Did I ever mention that I had a stint working in the programmatic ad space? You know those annoying ads in boxes on websites? Yeah, I worked behind the scenes on those things. I’d see the spreadsheets on how advertisers tracked you and valued you based on your behaviour & demographic. I saw how website publishers made data-based decisions to try to keep you on their website as long as possible — so they could make more money. I talked to them almost every day as part of my job. So yeah…I saw how the sausage was made. This also helped make my decision.
After that, I turned off most everything on my iPhone with a restriction (I don’t know the passcode) so that it’s essentially just a camera.
It was still a struggle, but it didn’t take long to feel immensely freeing. In fact, something happened after a few weeks that hadn’t happened for around 10 years: I got bored waiting around for something, so I grabbed a pencil and started to draw on a scrap piece of paper.
I didn’t do this intentionally, it just came naturally. Years of my childhood came back to me, sketching out drawings on the edges of my binders and papers during class. And suddenly it hit me: I haven’t done this in years.
I’ve had some other epiphanies during this crazy experiment, which I’ll share another time. But for now, I’ll just close out and say that this is one of the best decisions I’d made in my life. And it’s ironic given that my focus right now is to build up something online (a youtube channel about music in media).
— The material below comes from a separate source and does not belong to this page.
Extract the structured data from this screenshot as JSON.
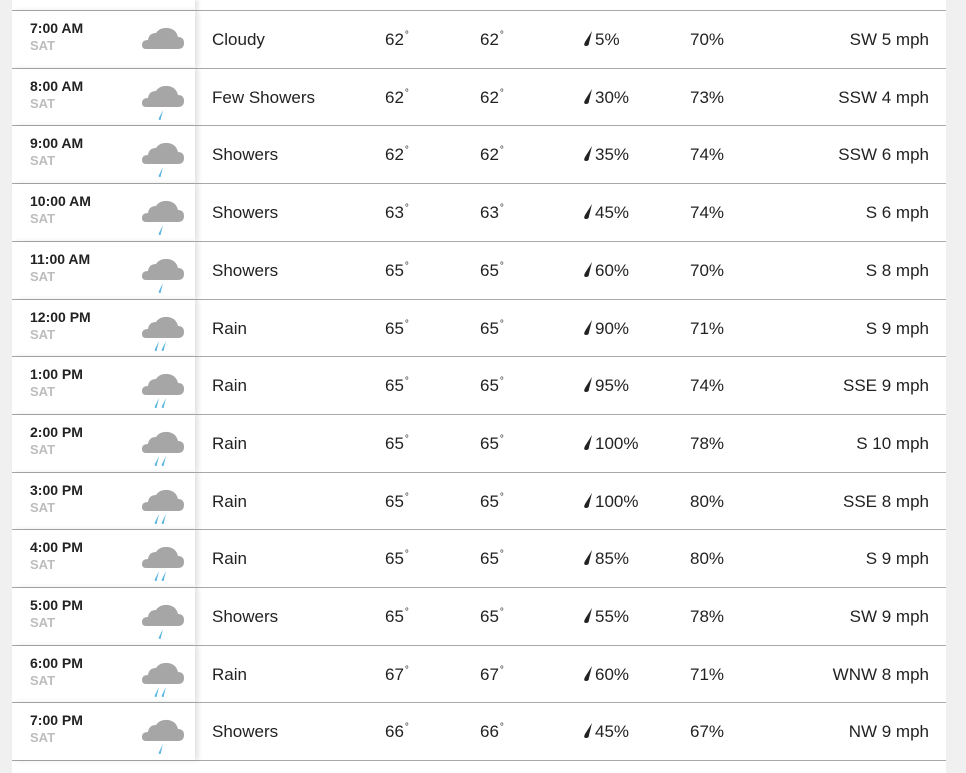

But I’m not saying that I think everyone should do it — I know people that have a lot more willpower than I do, and less interest in the online world.
But it was the right decision for me. And for the first time in years, I felt completely alive and present during the mundane moments that will continue to make up the majority of my life.
This change has been a permanent software upgrade for me. Just like exercise and a good diet trickle down to benefit so many aspects of our lives, this has raised the plateau of my experience.
And I’ve yet to want a smartphone back. I’ll write an update in a year to see how things are then. But given how it’s going now, I don’t see myself looking back anytime soon.